Welch eine Schande, dass Batman Arkham City nicht dabei ist.


----------



## GTA 3 (8. Januar 2012)

Schiassomat schrieb:


> Ich weis ja nicht BF3 vor MW3!
> 
> Wäre zwar schön wenn es wirklich so wäre ich glaubs aber nicht, aber warscheinlich bzw. hoffentlich ticken die Deutschen und Österreich um so vieles anders als die Amerikaner.
> 
> Und den Hype um FIFA 12 versteh ich auch nicht.

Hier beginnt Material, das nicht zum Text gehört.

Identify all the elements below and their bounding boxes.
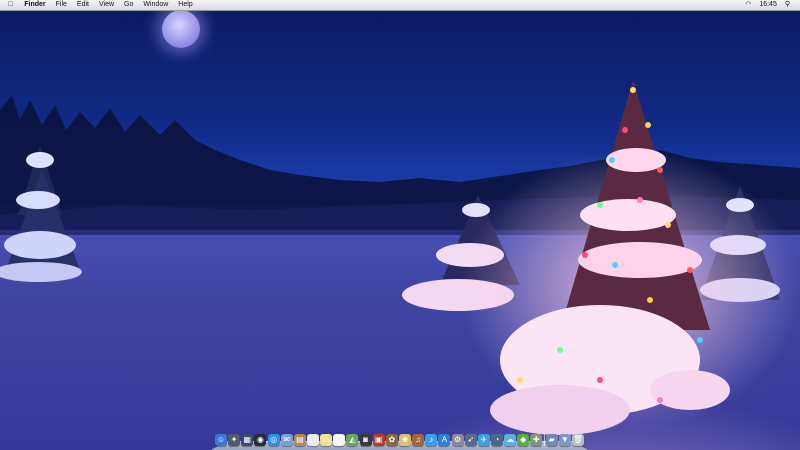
menu-view[interactable]: View [94, 0, 119, 10]
dock-icons: ☺ ✦ ▦ ◉ ◎ ✉ ▤ 17 ▭ ☰ ◭ ◙ ▣ ✿ ❀ ♫ ♪ A ⚙ ➶ ✈ ◔ ☁ ◆ ✚ ▰ ▼ 🗑 [215, 430, 584, 446]
menu-bar-extras: ◠ 16:45 ⚲ [741, 0, 800, 10]
maps-icon[interactable]: ◭ [346, 434, 359, 446]
wifi-icon[interactable]: ◠ [741, 0, 755, 10]
contacts-icon[interactable]: ▤ [293, 434, 306, 446]
applications-folder-icon[interactable]: ▰ [545, 434, 558, 446]
calendar-icon[interactable]: 17 [306, 434, 319, 446]
launchpad-icon[interactable]: ✦ [228, 434, 241, 446]
reminders-icon[interactable]: ☰ [333, 434, 346, 446]
rocket-icon[interactable]: ➶ [464, 434, 477, 446]
menu-app-name[interactable]: Finder [19, 0, 50, 10]
clock[interactable]: 16:45 [755, 0, 781, 10]
dock-separator [543, 434, 545, 446]
weather-icon[interactable]: ☁ [504, 434, 517, 446]
system-preferences-icon[interactable]: ⚙ [451, 434, 464, 446]
evernote-icon[interactable]: ◆ [517, 434, 530, 446]
menu-file[interactable]: File [51, 0, 72, 10]
iphoto-icon[interactable]: ❀ [398, 434, 411, 446]
wallpaper-scenery [0, 80, 800, 435]
app-store-icon[interactable]: A [438, 434, 451, 446]
mission-control-icon[interactable]: ▦ [241, 434, 254, 446]
desktop[interactable]:  Finder File Edit View Go Window Help ◠… [0, 0, 800, 450]
downloads-folder-icon[interactable]: ▼ [558, 434, 571, 446]
notes-icon[interactable]: ▭ [320, 434, 333, 446]
menu-window[interactable]: Window [138, 0, 173, 10]
garageband-icon[interactable]: ♫ [412, 434, 425, 446]
dashboard-icon[interactable]: ◉ [254, 434, 267, 446]
apple-logo-icon[interactable]:  [0, 0, 19, 10]
photo-booth-icon[interactable]: ◙ [359, 434, 372, 446]
menu-bar:  Finder File Edit View Go Window Help ◠… [0, 0, 800, 11]
safari-icon[interactable]: ◎ [267, 434, 280, 446]
itunes-icon[interactable]: ♪ [425, 434, 438, 446]
spotlight-icon[interactable]: ⚲ [781, 0, 794, 10]
menu-help[interactable]: Help [173, 0, 197, 10]
trash-icon[interactable]: 🗑 [571, 434, 584, 446]
menu-go[interactable]: Go [119, 0, 138, 10]
menu-edit[interactable]: Edit [72, 0, 94, 10]
facetime-icon[interactable]: ▣ [372, 434, 385, 446]
utility-icon[interactable]: ✚ [530, 434, 543, 446]
finder-icon[interactable]: ☺ [215, 434, 227, 446]
dock: ☺ ✦ ▦ ◉ ◎ ✉ ▤ 17 ▭ ☰ ◭ ◙ ▣ ✿ ❀ ♫ ♪ A ⚙ ➶ ✈ ◔ ☁ ◆ ✚ ▰ ▼ 🗑 [209, 428, 590, 450]
time-machine-icon[interactable]: ◔ [490, 434, 503, 446]
photos-icon[interactable]: ✿ [385, 434, 398, 446]
mail-icon[interactable]: ✉ [280, 434, 293, 446]
bird-icon[interactable]: ✈ [477, 434, 490, 446]
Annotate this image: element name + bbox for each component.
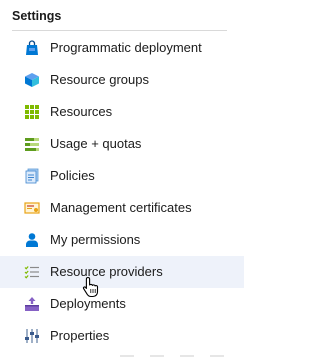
- section-divider: [12, 30, 227, 31]
- hand-pointer-cursor-icon: [82, 276, 100, 298]
- nav-item-management-certificates[interactable]: Management certificates: [0, 192, 244, 224]
- section-title: Settings: [12, 9, 62, 23]
- nav-item-label: Deployments: [50, 296, 126, 311]
- settings-panel: Settings Programmatic deployment Resourc…: [0, 0, 247, 360]
- nav-item-label: Resource groups: [50, 72, 149, 87]
- user-icon: [24, 232, 40, 248]
- shopping-bag-icon: [24, 40, 40, 56]
- nav-item-label: Resource providers: [50, 264, 163, 279]
- nav-item-usage-quotas[interactable]: Usage + quotas: [0, 128, 244, 160]
- nav-item-policies[interactable]: Policies: [0, 160, 244, 192]
- cube-icon: [24, 72, 40, 88]
- policy-document-icon: [24, 168, 40, 184]
- nav-item-label: Resources: [50, 104, 113, 119]
- nav-item-label: Programmatic deployment: [50, 40, 202, 55]
- nav-item-resource-groups[interactable]: Resource groups: [0, 64, 244, 96]
- bottom-divider: [120, 355, 230, 357]
- checklist-icon: [24, 264, 40, 280]
- certificate-icon: [24, 200, 40, 216]
- nav-item-resources[interactable]: Resources: [0, 96, 244, 128]
- nav-item-my-permissions[interactable]: My permissions: [0, 224, 244, 256]
- nav-item-deployments[interactable]: Deployments: [0, 288, 244, 320]
- nav-item-label: Management certificates: [50, 200, 192, 215]
- nav-item-programmatic-deployment[interactable]: Programmatic deployment: [0, 32, 244, 64]
- nav-item-label: Properties: [50, 328, 110, 343]
- nav-item-label: My permissions: [50, 232, 141, 247]
- nav-item-properties[interactable]: Properties: [0, 320, 244, 352]
- nav-item-label: Policies: [50, 168, 95, 183]
- grid-icon: [24, 104, 40, 120]
- nav-item-resource-providers[interactable]: Resource providers: [0, 256, 244, 288]
- nav-item-label: Usage + quotas: [50, 136, 142, 151]
- usage-bars-icon: [24, 136, 40, 152]
- properties-sliders-icon: [24, 328, 40, 344]
- deployment-upload-icon: [24, 296, 40, 312]
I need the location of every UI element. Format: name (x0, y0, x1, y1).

 FIFA ist halt einfach ein geiles Spiel. 
Ich versteh es auch nicht wieso BF 3 vor MW 3 ist. Da kann was nicht stimmen....


----------



## Schiassomat (8. Januar 2012)

GTA 3 schrieb:


> FIFA ist halt einfach ein geiles Spiel.
> Ich versteh es auch nicht wieso BF 3 vor MW 3 ist. Da kann was nicht stimmen....


 
Fussball ist halt überhaupt nicht meins.

Könnte aber auch daran liegen dass die Österreicher nicht Fussball spielen können, zumindest die Nationalmannschaft.


----------



## flight19 (8. Januar 2012)

Naja Fifa 12 ist jetzt nicht so der Hit, die Macht im Hause Fifa bleibt Fifa 10. Aber jedem das seine .  Mmh unten steht ja, dass die Daten von Amazon stammen, vielleicht urde da BF3 öfter verkauft als MW3. Kann bei Ladenhändlern und anderen Versandhäusern ja wieder anders aussehen.


----------



## Jack ONeill (8. Januar 2012)

Fifa 12 hat es verdient, hätte aber damit gerechnet das MW3 ganz oben steht. Naja kommt hin und wieder anders als man denkt


----------